The last time a tiger hung out at my front door was a month ago. My front door is north facing and has brick paving... so tiger friendly territory. I squirted the snake with a tomato sauce bottle full of petrol and freaked the poor critter out. Then I went next door and asked the resident snake handler for help. He was into the respectful and kind relocation of reptiles. I just wanted him to kill this one. There was an impasse of communication between the two of us. 'Here's the shovel,' I said, handing him the shovel and then we both said prayers as he took a life.

So this morning, seeing another tiger snake on the path between my front door and the car, I was thinking of my dog and me, and the times when I stumble along that path at night to get something out of the car, headlamp on. 

Some people are fine with resident tigers. I'm absolutely not.

Saturday, December 16, 2023

Voting yes and then saying no

I've spent the last few weeks in a funk of emotions. There are several clouds of issues going on in my head and I've been trying to separate them into spheres or boxes or ... something. This morning I woke up with: "okay Sarah, there is this and then this and then there is this."

It was like my brain finally cleared. People say that when the amygdala is stimulated the frontal cortex goes offline and I've probably experienced this before but not totally cogged it. This time around it was like 'fuck, what is going on?'

Anyway, a few weeks after the nation voted against a voice to parliament, I gradually unscrambled. Someone asked me to sign a petition against inner city social housing because ... I dunno, nimbyism? No, I wrote back. Not gonna sign that one. An institution asked me to maintain my contract on a chapter about colonial experiences. No, I wrote back. I'll return that advance payment. (Damn, damn my conscience!)

I began writing this post back in October when I voted Yes to an Indigenous voice to parliament, so it's been sitting here for a while. But I'm still playing in my same brain sandpit, flicking up sand into the circle of eyes. I'm not willing to play this game anymore. I voted yes and now I'm saying no. I'm entering the Crone Zone with a kind of delicious fury. Care to join?


Friday, December 8, 2023

Past tense

Years ago I wrote a story on A WineDark Sea called 'Can't kill him with an axe'. It was an account of the times I'd nearly killed Old Salt on his fishing boat. He'd previously had heart surgery ('they put a bit of pig in me!'), licked asbestos as a kid because he liked the tingling feeling on his tongue, had an affinity for battery acid and thought electrocution was a fine remedy for Ross River Virus.

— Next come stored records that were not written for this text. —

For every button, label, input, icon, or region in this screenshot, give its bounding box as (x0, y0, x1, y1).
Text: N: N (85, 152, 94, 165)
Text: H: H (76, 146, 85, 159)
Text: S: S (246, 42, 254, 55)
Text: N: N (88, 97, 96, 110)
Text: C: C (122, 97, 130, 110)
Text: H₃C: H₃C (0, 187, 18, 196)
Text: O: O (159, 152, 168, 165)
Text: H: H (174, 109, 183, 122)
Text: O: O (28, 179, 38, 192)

Bill died on Monday. It's a weird feeling. When a close friend is dying, people ask if I want to visit them but I'm already there, somehow. Several hundreds of kilometres apart and I'm with them. I don't really know how to explain this. Despite this feeling, when Nga told me on Sunday that he was now on morphine, I'd said, 'Yeah, I'll ring him in the morning.' He sounded fine on Friday when he took of his oxygen mask to chat. Fine.

He was my mentor and teacher. He taught me everything about what it is to be on a boat, how to follow the channel markers home to port in the middle of the night. That was one of his first lessons as we motored home from Michaelmas Island. He taught me about family, about how fish think and how to tie knots (still terrible at that).

He seemed incombustible, unkillable. An incorrigible white man with a stout sense of right and wrong, a strong interest in his family's history of fishing the Great Southern inlets. He never gave up. So Bill, the star of Salt Story is gone. Bizarrely and so bloody banal for someone who always sailed too close to the wind, he copped covid at a funeral a few weeks ago. On Monday, we'll go to his.